Moree is a town of about 10,000 people located in North West NSW. The biggest disadvantage we face is distance and isolation. Moree is probably most famous for its artesian hot spring baths, which we call our ‘healing’ waters. The community itself is also healing, from the racism and segregation prominent in the town for decades. At Moree Christian School we have just under 100 students from K-10 in the school and pride ourselves on our culture of community. We are a school that aims to provide a nurturing, Christ-centred education whilst also ensuring children experience academic excellence.

I participated in the Regional Teacher Mentorship in 2016. The RTM is, in my mind, the perfect professional development with an excellent balance of theoretical and practical pedagogy, and providing memorable experiences and connections with fellow teachers and arts educators.

One of the most valuable things the RTM gave me was the ability to engage with a network of educators. As the only English teacher and the only Drama teacher at our school and am on my own when it comes to programming for English and Drama. Being part of the Bell Shakespeare community has provided an opportunity for greater curriculum support and has allowed me to improve my practice as an English/Drama teacher with an array of exciting, engaging and non-threatening teaching strategies to assist in unlocking my students’ understanding and appreciation of Shakespeare, as well as strategies that can be applied to many different teaching areas. Just as Bell Shakespeare is passionate about making Shakespeare accessible to all students across Australia, I am now able to pass on these strategies to teachers around my region.

Together, Bell Shakespeare and the teacher community can change the way Shakespeare is taught and instil in our students a love of learning. What a gift that is.

Teachers Mutual Bank have been my primary bank for nearly 20 years and knowing how supportive they are of arts education and the RTM specifically makes me appreciate them even more. Thank you Teachers Mutual Bank!

Seamus

I work in Bendigo (a regional city in the middle of Victoria) and I get to work with some amazing students at Kalianna Special School. As a special education school, I get the opportunity to really get to know my students and their needs. Bendigo is a large and wonderful community, but it comes with its challenges, especially in terms of youth unemployment. Helping our students gain confidence, agency and skills is the core of what we do.

I participated in the Regional Teacher Mentorship in 2020. It was inspiring. That’s the main word for it. I had passion for implementing Shakespeare projects, but I didn’t have the confidence to really go my own way with it. Post-RTM, I took to writing my own material for the students and taking Shakespeare’s work by the horns and putting my Seamus-shaped stamp on it.

The work we did during the RTM doesn’t just apply to Shakespeare. It can be used to approach texts and communicate ideas in this powerful and embodied way that I see enormous potential for in my kind of education setting, and any subject. The opportunity to create, to embody and to explore a concept is powerful, and can help break really complicated ideas and concepts down into very real experiences. The benefits are continuing... in the classroom I’ve learnt how to slow down with Shakespeare; and we’re hoping to perform some Shakespeare at our school concert this year!

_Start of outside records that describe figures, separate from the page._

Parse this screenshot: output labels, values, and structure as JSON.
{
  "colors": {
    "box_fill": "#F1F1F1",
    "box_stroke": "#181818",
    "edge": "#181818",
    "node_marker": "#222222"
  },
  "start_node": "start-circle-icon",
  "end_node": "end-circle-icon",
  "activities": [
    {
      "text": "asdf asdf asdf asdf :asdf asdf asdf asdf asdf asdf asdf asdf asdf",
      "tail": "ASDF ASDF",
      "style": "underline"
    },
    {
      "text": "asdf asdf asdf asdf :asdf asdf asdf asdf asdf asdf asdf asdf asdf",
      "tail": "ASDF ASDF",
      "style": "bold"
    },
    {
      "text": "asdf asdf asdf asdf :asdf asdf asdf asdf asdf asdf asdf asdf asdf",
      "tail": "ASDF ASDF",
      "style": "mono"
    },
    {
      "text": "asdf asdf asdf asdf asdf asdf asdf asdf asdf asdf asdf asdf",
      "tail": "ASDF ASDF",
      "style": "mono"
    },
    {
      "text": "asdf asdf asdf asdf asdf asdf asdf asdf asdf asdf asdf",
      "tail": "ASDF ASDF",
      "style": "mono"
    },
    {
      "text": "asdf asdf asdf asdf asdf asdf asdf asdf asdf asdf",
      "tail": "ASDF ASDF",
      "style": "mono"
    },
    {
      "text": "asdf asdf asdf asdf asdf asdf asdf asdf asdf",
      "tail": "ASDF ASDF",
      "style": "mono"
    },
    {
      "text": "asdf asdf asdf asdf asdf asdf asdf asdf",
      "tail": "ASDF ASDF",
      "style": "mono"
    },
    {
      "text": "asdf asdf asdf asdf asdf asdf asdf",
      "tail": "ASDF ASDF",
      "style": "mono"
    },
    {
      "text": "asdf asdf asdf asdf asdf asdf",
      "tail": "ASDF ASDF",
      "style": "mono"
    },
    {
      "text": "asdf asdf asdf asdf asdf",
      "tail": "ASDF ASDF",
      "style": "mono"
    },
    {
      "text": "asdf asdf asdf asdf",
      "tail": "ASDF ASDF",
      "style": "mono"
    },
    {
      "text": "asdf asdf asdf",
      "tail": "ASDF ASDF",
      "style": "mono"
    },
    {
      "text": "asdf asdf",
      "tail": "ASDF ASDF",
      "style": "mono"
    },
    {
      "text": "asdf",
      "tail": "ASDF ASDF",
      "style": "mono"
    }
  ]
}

It’s an amazing program, and Teachers Mutual Bank are amazing supporters of it – I hope the folk at TMB know that it’s affecting the lives of students across Australia.

Vivienne

I teach at Jingili Primary School in Darwin. The school prides itself on ‘Putting the Child First’, providing learning experiences that help the students develop life-long academic, social, and physical skills. A variety of cultural backgrounds are represented in the student population.

I am extremely grateful and proud to have participated in Bell Shakespeare’s Regional Teacher Mentorship in 2016. It has been a major highlight of my educational journey as a teacher, providing me with a rich resource that will continue. After the RTM I incorporated Drama into my literacy program, helping students unpack Shakespeare’s language and learn new words. It has been wonderful seeing students who were shy or reticent to participate respond to the ways of teaching I learned during the RTM. For example, in 2018 I taught A Midsummer Night’s Dream, and one of my students with low literacy took on the role of Oberon, memorising all his lines as well as the lines of the other characters around him. He came from a traditionally ‘oral’ culture and storytelling was second nature to him, and Drama provided a platform for him to perform.

During 2020 I was asked to run Drama at another Primary school for six months. Many of the students were from lower socio educational backgrounds and the vast majority hadn’t been exposed to Drama before and there were some challenges in behaviour and buy-in. However, after some weeks of persevering using the Bell Shakespeare model of oral storytelling and acting out short synopses such as the argument between Oberon and Titania I finally won over a core group who loved experimenting with acting out power in the model of A Midsummer Nights Dream.

The opportunity to participate and mix with actual Shakespearean actors and explore these wonderful timeless texts during the RTM was an invaluable and everlasting experience. I can see the indelible mark it has had on young students and I’m so encouraged by the depth of sharing and ideas when we sit and explore Shakespeare’s themes of family, arguments, love, friendship and more. Teachers Mutual Bank were a very positive influence during my time with Bell Shakespeare and I’m so grateful for the value they placed on us as teachers of children.